GNPs	Number of Man/NP	Kd (nM)a	EF
AuNP-a-Man	3,991	0.43 ± 0.044	274
AuNP-b-Man	2,824	4.0 ± 0.72	42
AuNP-c-Man	1,959	15 ± 2.0	16
AuNP-d-Man	1,590	19 ± 2.2	16

^aEach data was the average of 5 samples, 3 measurements each.

$$\text{EF}={\text{K}}_{\text{D}}/[{\text{K}}_{\text{d}}\times \text{N}]$$ (1)
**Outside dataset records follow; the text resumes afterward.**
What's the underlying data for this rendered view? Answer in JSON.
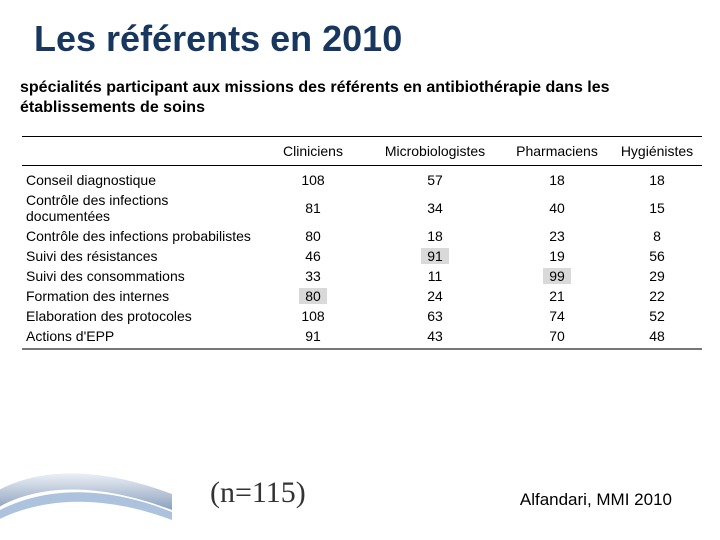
{
  "title": "Les référents en 2010",
  "subtitle": "spécialités participant aux missions des référents en antibiothérapie dans les établissements de soins",
  "table": {
    "columns": [
      "",
      "Cliniciens",
      "Microbiologistes",
      "Pharmaciens",
      "Hygiénistes"
    ],
    "rows": [
      {
        "label": "Conseil diagnostique",
        "values": [
          108,
          57,
          18,
          18
        ],
        "highlight": [
          false,
          false,
          false,
          false
        ]
      },
      {
        "label": "Contrôle des infections documentées",
        "values": [
          81,
          34,
          40,
          15
        ],
        "highlight": [
          false,
          false,
          false,
          false
        ]
      },
      {
        "label": "Contrôle des infections probabilistes",
        "values": [
          80,
          18,
          23,
          8
        ],
        "highlight": [
          false,
          false,
          false,
          false
        ]
      },
      {
        "label": "Suivi des résistances",
        "values": [
          46,
          91,
          19,
          56
        ],
        "highlight": [
          false,
          true,
          false,
          false
        ]
      },
      {
        "label": "Suivi des consommations",
        "values": [
          33,
          11,
          99,
          29
        ],
        "highlight": [
          false,
          false,
          true,
          false
        ]
      },
      {
        "label": "Formation des internes",
        "values": [
          80,
          24,
          21,
          22
        ],
        "highlight": [
          true,
          false,
          false,
          false
        ]
      },
      {
        "label": "Elaboration des protocoles",
        "values": [
          108,
          63,
          74,
          52
        ],
        "highlight": [
          false,
          false,
          false,
          false
        ]
      },
      {
        "label": "Actions d'EPP",
        "values": [
          91,
          43,
          70,
          48
        ],
        "highlight": [
          false,
          false,
          false,
          false
        ]
      }
    ],
    "highlight_color": "#d9d9d9",
    "header_border_color": "#000000",
    "bottom_border_color": "#777777",
    "font_size_pt": 11
  },
  "n_label": "(n=115)",
  "source": "Alfandari, MMI 2010",
  "colors": {
    "title": "#17375e",
    "background": "#ffffff",
    "swoosh_top": "#e9eef5",
    "swoosh_bottom": "#4a6a97"
  }
}
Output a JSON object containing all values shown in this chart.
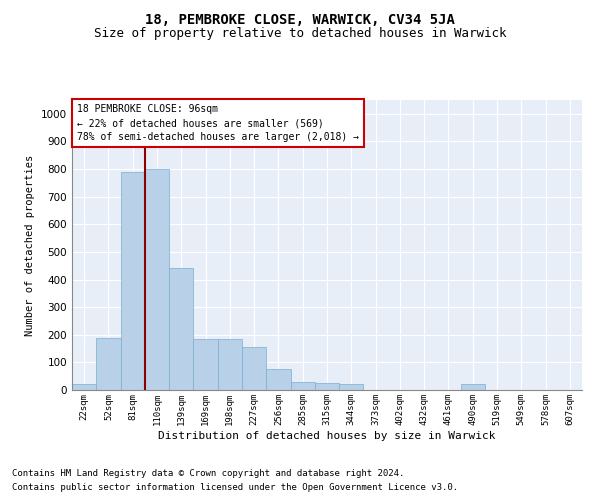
{
  "title1": "18, PEMBROKE CLOSE, WARWICK, CV34 5JA",
  "title2": "Size of property relative to detached houses in Warwick",
  "xlabel": "Distribution of detached houses by size in Warwick",
  "ylabel": "Number of detached properties",
  "categories": [
    "22sqm",
    "52sqm",
    "81sqm",
    "110sqm",
    "139sqm",
    "169sqm",
    "198sqm",
    "227sqm",
    "256sqm",
    "285sqm",
    "315sqm",
    "344sqm",
    "373sqm",
    "402sqm",
    "432sqm",
    "461sqm",
    "490sqm",
    "519sqm",
    "549sqm",
    "578sqm",
    "607sqm"
  ],
  "values": [
    20,
    190,
    790,
    800,
    440,
    185,
    185,
    155,
    75,
    30,
    25,
    20,
    0,
    0,
    0,
    0,
    20,
    0,
    0,
    0,
    0
  ],
  "bar_color": "#b8d0e8",
  "bar_edgecolor": "#7aaed0",
  "bg_color": "#e8eef8",
  "grid_color": "#ffffff",
  "vline_color": "#8b0000",
  "annotation_text": "18 PEMBROKE CLOSE: 96sqm\n← 22% of detached houses are smaller (569)\n78% of semi-detached houses are larger (2,018) →",
  "annotation_box_facecolor": "#ffffff",
  "annotation_box_edgecolor": "#cc0000",
  "ylim": [
    0,
    1050
  ],
  "yticks": [
    0,
    100,
    200,
    300,
    400,
    500,
    600,
    700,
    800,
    900,
    1000
  ],
  "footnote1": "Contains HM Land Registry data © Crown copyright and database right 2024.",
  "footnote2": "Contains public sector information licensed under the Open Government Licence v3.0.",
  "fig_facecolor": "#ffffff",
  "title1_fontsize": 10,
  "title2_fontsize": 9
}
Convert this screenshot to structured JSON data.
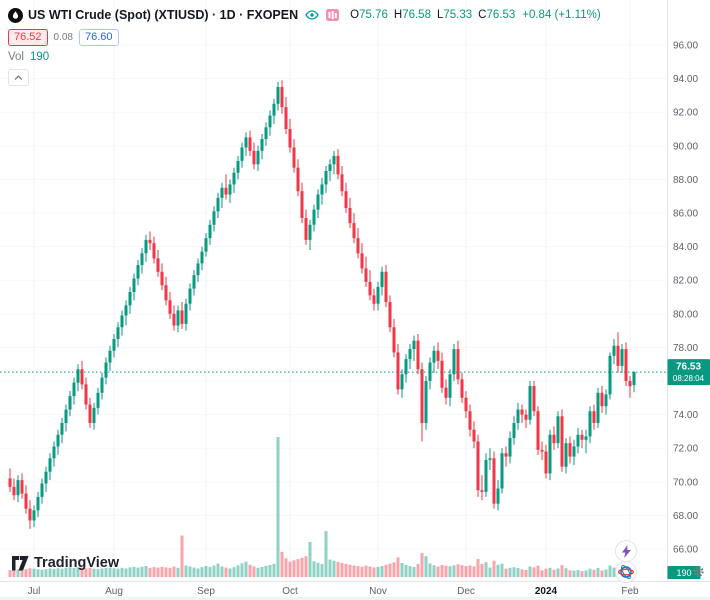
{
  "header": {
    "title": "US WTI Crude (Spot) (XTIUSD) · 1D · FXOPEN",
    "ohlc": {
      "o_label": "O",
      "o": "75.76",
      "h_label": "H",
      "h": "76.58",
      "l_label": "L",
      "l": "75.33",
      "c_label": "C",
      "c": "76.53"
    },
    "change": "+0.84 (+1.11%)",
    "bid": "76.52",
    "spread": "0.08",
    "ask": "76.60",
    "vol_label": "Vol",
    "vol_value": "190"
  },
  "footer": {
    "logo_text": "TradingView"
  },
  "colors": {
    "up": "#089981",
    "down": "#f23645",
    "up_vol": "rgba(8,153,129,0.45)",
    "down_vol": "rgba(242,54,69,0.45)",
    "grid": "#f0f3fa",
    "hgrid": "#f6f8fb",
    "axis_line": "#e0e3eb",
    "axis_text": "#5d606b",
    "badge": "#089981",
    "accent_blue": "#2962ff"
  },
  "chart_data": {
    "type": "candlestick",
    "symbol": "US WTI Crude (Spot) (XTIUSD)",
    "interval": "1D",
    "exchange": "FXOPEN",
    "y_axis": {
      "min": 66,
      "max": 96,
      "tick_step": 2,
      "ticks": [
        "96.00",
        "94.00",
        "92.00",
        "90.00",
        "88.00",
        "86.00",
        "84.00",
        "82.00",
        "80.00",
        "78.00",
        "76.00",
        "74.00",
        "72.00",
        "70.00",
        "68.00",
        "66.00"
      ]
    },
    "x_axis": {
      "labels": [
        {
          "text": "Jul",
          "index": 6,
          "bold": false
        },
        {
          "text": "Aug",
          "index": 26,
          "bold": false
        },
        {
          "text": "Sep",
          "index": 49,
          "bold": false
        },
        {
          "text": "Oct",
          "index": 70,
          "bold": false
        },
        {
          "text": "Nov",
          "index": 92,
          "bold": false
        },
        {
          "text": "Dec",
          "index": 114,
          "bold": false
        },
        {
          "text": "2024",
          "index": 134,
          "bold": true
        },
        {
          "text": "Feb",
          "index": 155,
          "bold": false
        }
      ]
    },
    "last": {
      "price": "76.53",
      "countdown": "08:28:04",
      "volume": "190"
    },
    "candles": [
      [
        70.2,
        70.8,
        69.4,
        69.7,
        320
      ],
      [
        69.7,
        70.2,
        68.9,
        69.2,
        300
      ],
      [
        69.2,
        70.4,
        68.8,
        70.1,
        340
      ],
      [
        70.1,
        70.5,
        69.0,
        69.3,
        310
      ],
      [
        69.3,
        69.8,
        68.1,
        68.4,
        360
      ],
      [
        68.4,
        68.9,
        67.2,
        67.7,
        400
      ],
      [
        67.7,
        68.6,
        67.3,
        68.3,
        380
      ],
      [
        68.3,
        69.4,
        67.9,
        69.1,
        350
      ],
      [
        69.1,
        70.2,
        68.7,
        69.9,
        330
      ],
      [
        69.9,
        70.9,
        69.4,
        70.6,
        360
      ],
      [
        70.6,
        71.7,
        70.1,
        71.4,
        390
      ],
      [
        71.4,
        72.4,
        70.9,
        72.1,
        370
      ],
      [
        72.1,
        73.1,
        71.6,
        72.8,
        400
      ],
      [
        72.8,
        73.8,
        72.3,
        73.5,
        380
      ],
      [
        73.5,
        74.6,
        73.0,
        74.3,
        420
      ],
      [
        74.3,
        75.4,
        73.9,
        75.1,
        440
      ],
      [
        75.1,
        76.2,
        74.6,
        75.9,
        410
      ],
      [
        75.9,
        77.0,
        75.4,
        76.7,
        450
      ],
      [
        76.7,
        77.2,
        75.5,
        75.8,
        430
      ],
      [
        75.8,
        76.2,
        74.3,
        74.6,
        400
      ],
      [
        74.6,
        75.0,
        73.2,
        73.5,
        420
      ],
      [
        73.5,
        74.7,
        73.1,
        74.4,
        380
      ],
      [
        74.4,
        75.6,
        74.0,
        75.3,
        360
      ],
      [
        75.3,
        76.5,
        74.9,
        76.2,
        390
      ],
      [
        76.2,
        77.4,
        75.8,
        77.1,
        410
      ],
      [
        77.1,
        78.1,
        76.6,
        77.8,
        430
      ],
      [
        77.8,
        78.8,
        77.4,
        78.5,
        400
      ],
      [
        78.5,
        79.5,
        78.0,
        79.2,
        380
      ],
      [
        79.2,
        80.2,
        78.7,
        79.9,
        420
      ],
      [
        79.9,
        80.8,
        79.3,
        80.5,
        390
      ],
      [
        80.5,
        81.6,
        80.0,
        81.3,
        440
      ],
      [
        81.3,
        82.4,
        80.8,
        82.1,
        460
      ],
      [
        82.1,
        83.2,
        81.7,
        82.9,
        430
      ],
      [
        82.9,
        83.9,
        82.4,
        83.6,
        470
      ],
      [
        83.6,
        84.7,
        83.1,
        84.4,
        500
      ],
      [
        84.4,
        84.9,
        83.8,
        84.2,
        420
      ],
      [
        84.2,
        84.6,
        83.0,
        83.3,
        450
      ],
      [
        83.3,
        83.8,
        82.2,
        82.5,
        430
      ],
      [
        82.5,
        83.0,
        81.4,
        81.7,
        460
      ],
      [
        81.7,
        82.2,
        80.5,
        80.8,
        440
      ],
      [
        80.8,
        81.3,
        79.7,
        80.0,
        410
      ],
      [
        80.0,
        80.5,
        79.0,
        79.3,
        480
      ],
      [
        79.3,
        80.5,
        78.9,
        80.2,
        420
      ],
      [
        80.2,
        80.7,
        79.1,
        79.4,
        1900
      ],
      [
        79.4,
        80.9,
        79.0,
        80.6,
        520
      ],
      [
        80.6,
        81.8,
        80.2,
        81.5,
        480
      ],
      [
        81.5,
        82.6,
        81.1,
        82.3,
        430
      ],
      [
        82.3,
        83.3,
        81.9,
        83.0,
        390
      ],
      [
        83.0,
        84.0,
        82.6,
        83.7,
        450
      ],
      [
        83.7,
        84.8,
        83.4,
        84.5,
        500
      ],
      [
        84.5,
        85.6,
        84.1,
        85.3,
        460
      ],
      [
        85.3,
        86.4,
        84.9,
        86.1,
        520
      ],
      [
        86.1,
        87.2,
        85.7,
        86.9,
        610
      ],
      [
        86.9,
        87.8,
        86.3,
        87.5,
        480
      ],
      [
        87.5,
        88.3,
        86.8,
        87.1,
        430
      ],
      [
        87.1,
        88.0,
        86.6,
        87.7,
        390
      ],
      [
        87.7,
        88.7,
        87.2,
        88.4,
        450
      ],
      [
        88.4,
        89.4,
        88.0,
        89.1,
        530
      ],
      [
        89.1,
        90.2,
        88.7,
        89.9,
        620
      ],
      [
        89.9,
        90.8,
        89.4,
        90.5,
        700
      ],
      [
        90.5,
        90.9,
        89.4,
        89.7,
        560
      ],
      [
        89.7,
        90.2,
        88.6,
        88.9,
        480
      ],
      [
        88.9,
        90.0,
        88.5,
        89.7,
        420
      ],
      [
        89.7,
        90.7,
        89.2,
        90.4,
        460
      ],
      [
        90.4,
        91.4,
        90.0,
        91.1,
        510
      ],
      [
        91.1,
        92.1,
        90.6,
        91.8,
        550
      ],
      [
        91.8,
        92.8,
        91.3,
        92.5,
        600
      ],
      [
        92.5,
        93.8,
        92.1,
        93.5,
        6400
      ],
      [
        93.5,
        93.9,
        91.9,
        92.3,
        1150
      ],
      [
        92.3,
        92.9,
        90.7,
        91.0,
        850
      ],
      [
        91.0,
        91.6,
        89.6,
        89.9,
        700
      ],
      [
        89.9,
        90.4,
        88.4,
        88.7,
        760
      ],
      [
        88.7,
        89.2,
        87.0,
        87.3,
        820
      ],
      [
        87.3,
        87.8,
        85.4,
        85.7,
        880
      ],
      [
        85.7,
        86.2,
        84.1,
        84.4,
        950
      ],
      [
        84.4,
        85.6,
        83.8,
        85.3,
        1600
      ],
      [
        85.3,
        86.5,
        84.9,
        86.2,
        720
      ],
      [
        86.2,
        87.4,
        85.7,
        87.1,
        650
      ],
      [
        87.1,
        88.1,
        86.5,
        87.7,
        590
      ],
      [
        87.7,
        88.8,
        87.2,
        88.5,
        2100
      ],
      [
        88.5,
        89.2,
        87.9,
        88.9,
        800
      ],
      [
        88.9,
        89.7,
        88.3,
        89.4,
        740
      ],
      [
        89.4,
        89.8,
        88.0,
        88.3,
        690
      ],
      [
        88.3,
        88.8,
        87.0,
        87.3,
        640
      ],
      [
        87.3,
        87.8,
        86.0,
        86.3,
        600
      ],
      [
        86.3,
        86.9,
        85.1,
        85.4,
        560
      ],
      [
        85.4,
        86.0,
        84.2,
        84.5,
        530
      ],
      [
        84.5,
        85.1,
        83.3,
        83.6,
        500
      ],
      [
        83.6,
        84.2,
        82.4,
        82.7,
        470
      ],
      [
        82.7,
        83.4,
        81.6,
        81.9,
        520
      ],
      [
        81.9,
        82.6,
        80.8,
        81.1,
        480
      ],
      [
        81.1,
        81.5,
        80.2,
        80.6,
        440
      ],
      [
        80.6,
        81.9,
        80.2,
        81.6,
        460
      ],
      [
        81.6,
        82.8,
        81.1,
        82.5,
        500
      ],
      [
        82.5,
        82.9,
        80.4,
        80.7,
        560
      ],
      [
        80.7,
        81.1,
        78.9,
        79.2,
        610
      ],
      [
        79.2,
        79.7,
        77.4,
        77.7,
        670
      ],
      [
        77.7,
        78.2,
        75.2,
        75.5,
        900
      ],
      [
        75.5,
        76.7,
        75.0,
        76.4,
        640
      ],
      [
        76.4,
        77.6,
        75.9,
        77.3,
        560
      ],
      [
        77.3,
        78.2,
        76.7,
        77.9,
        500
      ],
      [
        77.9,
        78.7,
        77.2,
        78.4,
        460
      ],
      [
        78.4,
        78.8,
        76.4,
        76.7,
        590
      ],
      [
        76.7,
        77.1,
        72.4,
        73.5,
        1100
      ],
      [
        73.5,
        76.3,
        73.1,
        76.0,
        950
      ],
      [
        76.0,
        77.4,
        75.5,
        77.1,
        620
      ],
      [
        77.1,
        78.1,
        76.5,
        77.8,
        540
      ],
      [
        77.8,
        78.3,
        76.7,
        77.2,
        480
      ],
      [
        77.2,
        77.7,
        75.3,
        75.6,
        550
      ],
      [
        75.6,
        76.1,
        74.6,
        75.0,
        520
      ],
      [
        75.0,
        76.7,
        74.5,
        76.4,
        490
      ],
      [
        76.4,
        78.2,
        76.0,
        77.9,
        530
      ],
      [
        77.9,
        78.4,
        75.8,
        76.1,
        580
      ],
      [
        76.1,
        76.5,
        74.7,
        75.0,
        540
      ],
      [
        75.0,
        75.4,
        73.8,
        74.2,
        500
      ],
      [
        74.2,
        74.6,
        72.7,
        73.1,
        530
      ],
      [
        73.1,
        73.6,
        72.0,
        72.4,
        490
      ],
      [
        72.4,
        72.8,
        69.1,
        69.5,
        820
      ],
      [
        69.5,
        70.4,
        68.9,
        69.4,
        600
      ],
      [
        69.4,
        71.7,
        69.1,
        71.3,
        680
      ],
      [
        71.3,
        72.0,
        70.7,
        71.4,
        430
      ],
      [
        71.4,
        71.8,
        68.4,
        68.7,
        750
      ],
      [
        68.7,
        70.1,
        68.3,
        69.6,
        560
      ],
      [
        69.6,
        72.0,
        69.3,
        71.7,
        610
      ],
      [
        71.7,
        72.1,
        70.9,
        71.5,
        380
      ],
      [
        71.5,
        73.0,
        71.1,
        72.6,
        420
      ],
      [
        72.6,
        73.9,
        72.2,
        73.5,
        450
      ],
      [
        73.5,
        74.7,
        73.1,
        74.3,
        410
      ],
      [
        74.3,
        74.6,
        73.5,
        74.0,
        350
      ],
      [
        74.0,
        74.3,
        73.2,
        73.7,
        320
      ],
      [
        73.7,
        76.0,
        73.4,
        75.7,
        480
      ],
      [
        75.7,
        76.0,
        73.9,
        74.2,
        440
      ],
      [
        74.2,
        74.5,
        71.6,
        71.9,
        520
      ],
      [
        71.9,
        72.4,
        71.3,
        71.8,
        300
      ],
      [
        71.8,
        72.2,
        70.2,
        70.5,
        380
      ],
      [
        70.5,
        73.1,
        70.1,
        72.8,
        420
      ],
      [
        72.8,
        73.3,
        71.9,
        72.3,
        330
      ],
      [
        72.3,
        74.2,
        72.0,
        73.9,
        390
      ],
      [
        73.9,
        74.3,
        70.6,
        70.9,
        540
      ],
      [
        70.9,
        72.6,
        70.5,
        72.3,
        400
      ],
      [
        72.3,
        72.7,
        71.1,
        71.5,
        310
      ],
      [
        71.5,
        72.5,
        71.0,
        72.1,
        290
      ],
      [
        72.1,
        73.2,
        71.7,
        72.8,
        320
      ],
      [
        72.8,
        73.1,
        72.0,
        72.5,
        270
      ],
      [
        72.5,
        73.1,
        71.7,
        72.7,
        300
      ],
      [
        72.7,
        74.5,
        72.3,
        74.2,
        380
      ],
      [
        74.2,
        74.6,
        73.1,
        73.5,
        330
      ],
      [
        73.5,
        75.6,
        73.2,
        75.3,
        410
      ],
      [
        75.3,
        75.7,
        74.1,
        74.5,
        300
      ],
      [
        74.5,
        75.5,
        74.0,
        75.2,
        340
      ],
      [
        75.2,
        77.7,
        74.9,
        77.5,
        520
      ],
      [
        77.5,
        78.5,
        77.0,
        78.1,
        430
      ],
      [
        78.1,
        78.9,
        76.5,
        76.9,
        460
      ],
      [
        76.9,
        78.2,
        76.5,
        77.9,
        370
      ],
      [
        77.9,
        78.3,
        75.7,
        76.0,
        400
      ],
      [
        76.0,
        76.3,
        75.0,
        75.69,
        350
      ],
      [
        75.76,
        76.58,
        75.33,
        76.53,
        190
      ]
    ]
  }
}
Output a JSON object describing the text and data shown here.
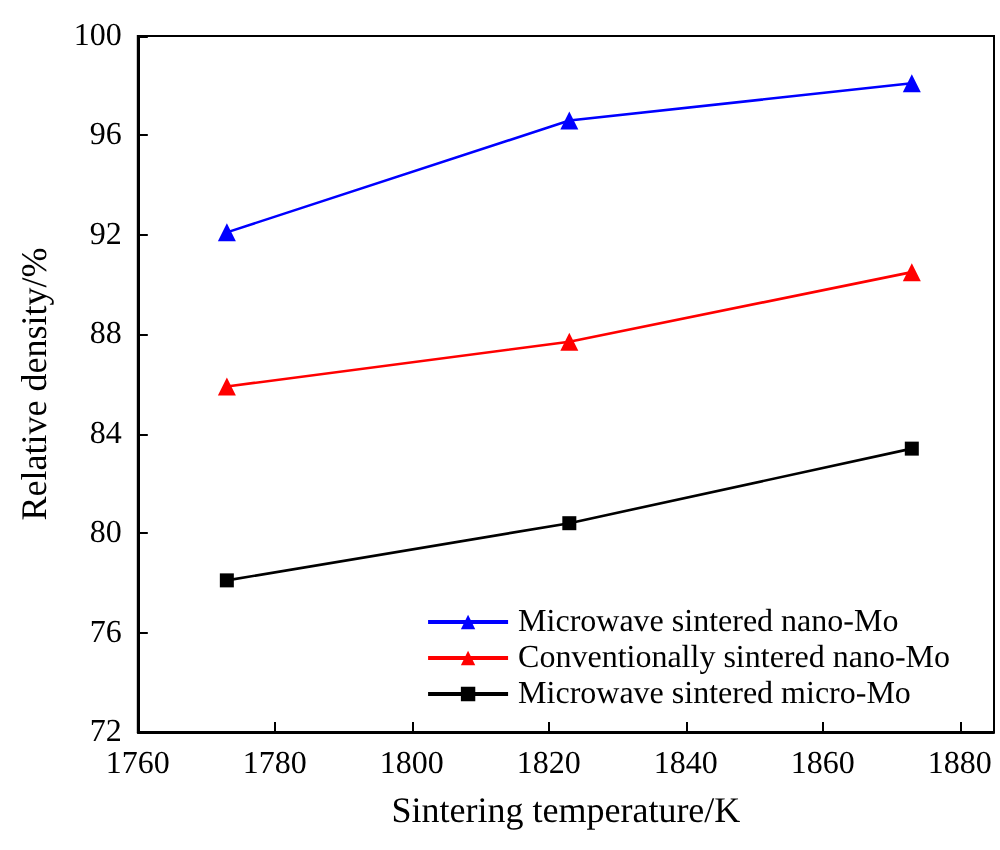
{
  "chart_data": {
    "type": "line",
    "xlabel": "Sintering temperature/K",
    "ylabel": "Relative density/%",
    "x": [
      1773,
      1823,
      1873
    ],
    "series": [
      {
        "name": "Microwave sintered nano-Mo",
        "color": "#0000ff",
        "marker": "triangle",
        "values": [
          92.1,
          96.6,
          98.1
        ]
      },
      {
        "name": "Conventionally sintered nano-Mo",
        "color": "#ff0000",
        "marker": "triangle",
        "values": [
          85.9,
          87.7,
          90.5
        ]
      },
      {
        "name": "Microwave sintered micro-Mo",
        "color": "#000000",
        "marker": "square",
        "values": [
          78.1,
          80.4,
          83.4
        ]
      }
    ],
    "xlim": [
      1760,
      1885
    ],
    "xticks": [
      1760,
      1780,
      1800,
      1820,
      1840,
      1860,
      1880
    ],
    "ylim": [
      72,
      100
    ],
    "yticks": [
      72,
      76,
      80,
      84,
      88,
      92,
      96,
      100
    ],
    "grid": false,
    "legend": "bottom right",
    "line_style": "solid"
  }
}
where K_D is the dissociation constant of free ligand with Con A, which is 470 μM for Man,⁴⁸ K_d is the apparent dissociation constant of GNPs with Con A, and N is the number of ligands on each GNP. Here, the ligand density is taken into consideration, and the EF value can therefore be used to rank binding affinity with respect to the difference in the spacer linkage. Results in Table 4 show that the EF values for AuNP-d-Man and AuNP-c-Man were similar, ~16, whereas that of AuNP-b-Man was 2.6 times higher at 42, and that of AuNP-a-Man was in addition 17 times higher at 274. These results clearly demonstrate that longer spacers led to enhanced binding affinity of GNPs with lectins. The spacer elevates the ligand further from the solid substrates. On curved surfaces such as nanoparticles, a longer spacer would also result in a larger distance between the ligands at the same ligand density. Both events would reduce the steric hindrance when the lectin approaches the ligands, making the ligands more accessible for interacting with the lectin.

Nanoparticle size

It is well-established that the physical and chemical absorption, and the catalytic property of gold nanoparticles are highly size-dependent.^51–53 In this study, the effect of nanoparticle size on binding affinity was investigated by varying the diameter of Au NPs. In addition to the 22-nm nanoparticles, Au NPs of 7 nm, 14 nm, and 30 nm in diameter were synthesized using the same protocol (see procedure in Supporting Information, Figures 7S&8S for DLS and TEM characterization), and Man was subsequently conjugated using PFPA-thiol b. The ligand densities of the resulting GNPs and their binding affinities were measured (Table 5). As expected, the number of ligands attached on Au NPs increased with the size of the nanoparticles. The binding affinity of GNPs with particle sizes of 7 nm, 14 nm, and 22 nm were similar, whereas a decrease of about 6-fold in binding affinity was observed for the 30-nm GNPs. The EF values calculated for each GNPs showed a considerable size-dependent effect, with the EF value increasing with decreasing particle size. Smaller nanoparticles yielded the highest affinity enhancement, likely due to their large surface-to-volume ratio and higher mobility in solution.

Table 5.

Binding affinity of GNPs of varying sizes

Au NP Diameter (nm)	Number of Man/NP	Kd (nM)	EF
7.2 ± 1.8	297	3.38 ± 0. 67	468
14 ± 2.6	1,127	3.14 ± 0.49	132
22 ± 3.3	2,824	3.99 ± 0. 81	42
30 ± 4.0	4,486	24.8 ± 3.1	4.2

Conclusions

In conclusion, we developed a fluorescence-based competition assay to determine the apparent dissociation constants of GNPs with lectin. The assay was successfully used to determine the K_d values and to evaluate the binding affinity of GNPs. When carbohydrate ligands were attached on the Au NP scaffold, their interactions with lectins were drastically enhanced, and several orders of magnitude increases in binding affinity were observed between GNPs and lectin. Systematic studies were conducted to investigate the impacts of nanoparticle size, spacer length, ligand size and density on the binding affinity of GNPs. Results show that the lectin binding to ligands on GNPs is profoundly affected by how the ligands are displayed on the NP surface. Findings from this study are important that GNPs with controlled binding affinity can be readily synthesized by varying ligand density, spacer linker, and scaffold configuration. This will open up immense opportunities for tailor-made glyconanomaterials where the ligand display can be exploited to tune their bioaffinities.